A Modest Proposal for State Pension Reform: Let the Kids Pay

Here’s a thought that’ll have the Guardian in fits and the Express spluttering into its powdered eggs: what if we stopped handing out state pensions to people who’ve got perfectly capable adult children?


I mean, isn’t it time we asked why the taxpayer should keep bankrolling pensioners with three children in executive homes who think a birthday card once a year and the odd Zoom call is a substitute for, say, support?

Because let’s not pretend the system is working. The UK state pension is a magnificent fiction – £110 billion a year, built on the premise that we can keep paying more people for longer with fewer workers to fund it. It’s not a savings account. There’s no pot. You’re not “entitled” to your pension in any material sense – you’re entitled to hope that when you reach your golden years, there are enough mugs still working to keep the lights on at DWP HQ.

Meanwhile, we’ve allowed a silent social shift. Once upon a time, your children were your pension – emotionally, financially, sometimes even physically, when they pushed your bath chair down to the Co-op. Now? They’re more likely to be living in a different county, hoarding Air Miles and wondering how long they can keep your care costs off their balance sheet.

So here’s my modest proposal: if you’ve got adult children earning six figures, living mortgage-free in a house you co-signed, maybe you don’t need the state to step in. Maybe we should be limiting state pensions to those who don’t have adult children in a position to support them. Or, more gently, maybe your kids should get a hefty tax break for doing what used to be considered common decency – supporting their parents.

Radical? Not really. Singapore has a law compelling children to support their elderly parents. In parts of southern Europe, multi-generational homes are still normal. And even in Britain, before we sold the post-war dream to the lowest bidder, families looked after each other. Now we have a system that encourages atomisation, state dependency, and the delusion that society owes you everything because you once worked in accounts and didn’t murder anyone.

Imagine the outcry, though. “But what if their kids are horrible?” they’ll cry. Yes – and what if they’re in jail, or in Australia, or just plain useless? Fine. That’s where the state backstop kicks in. But if your children are sitting on stock options and sending the grandkids to private school, perhaps it’s not too much to expect them to chip in for your heating bills.

We could make it voluntary, of course – incentivised through tax relief, NI rebates, council tax discounts, or even inheritance tax exemptions. Support your parents now, benefit later. After all, we already hand out child benefit to anyone with a working womb. Why not parental benefit in reverse?
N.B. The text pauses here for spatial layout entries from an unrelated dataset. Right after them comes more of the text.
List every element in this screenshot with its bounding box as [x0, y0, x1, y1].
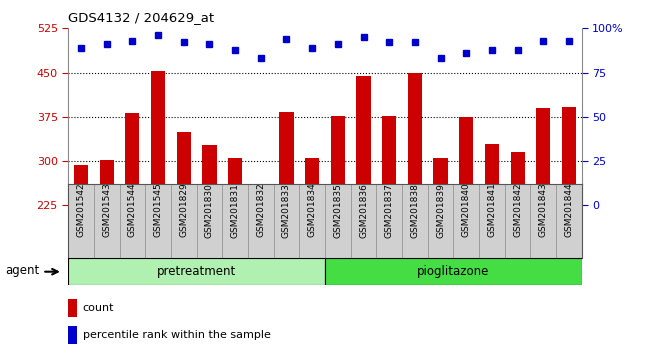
Bar — [254, 201, 268, 205]
Bar — [68, 326, 77, 344]
Bar — [177, 132, 191, 205]
Bar — [99, 160, 114, 205]
Bar — [280, 112, 294, 205]
Bar — [356, 76, 370, 205]
Text: percentile rank within the sample: percentile rank within the sample — [83, 330, 270, 341]
Bar — [151, 71, 165, 205]
Text: GDS4132 / 204629_at: GDS4132 / 204629_at — [68, 11, 215, 24]
Bar — [510, 152, 525, 205]
Bar — [459, 117, 473, 205]
Bar — [68, 258, 325, 285]
Bar — [68, 299, 77, 317]
Bar — [331, 116, 345, 205]
Text: agent: agent — [5, 264, 40, 277]
Text: pretreatment: pretreatment — [157, 265, 236, 278]
Bar — [408, 73, 422, 205]
Bar — [74, 165, 88, 205]
Text: count: count — [83, 303, 114, 313]
Bar — [562, 107, 576, 205]
Bar — [536, 108, 551, 205]
Bar — [325, 258, 582, 285]
Bar — [125, 113, 140, 205]
Text: pioglitazone: pioglitazone — [417, 265, 489, 278]
Bar — [434, 158, 448, 205]
Bar — [382, 116, 396, 205]
Bar — [485, 144, 499, 205]
Bar — [305, 158, 319, 205]
Bar — [228, 158, 242, 205]
Bar — [202, 145, 216, 205]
And here’s the irony: if we don’t do something like this, we’re left with the usual menu of idiocy. Raise the pension age until it matches life expectancy in Glasgow. Scrap the triple lock and face electoral annihilation. Or start taxing the dead before they’re even cold to fund a system no one trusts.

So yes – let’s consider the unthinkable. Let’s ask whether adult children should bear more of the cost of retirement. Not to punish anyone, but to rebuild the intergenerational contract we’ve spent the last fifty years dismantling in favour of car leases and cheap flights.

Because if we don’t want to be taxed to death funding a system that’s collapsing under its own contradictions, we may have to rediscover a lost art: families supporting each other.

Or to put it another way – if your kids are living the good life thanks to your sacrifices, maybe it's time they paid you back with more than a bottle of Harvey’s Bristol Cream at Christmas.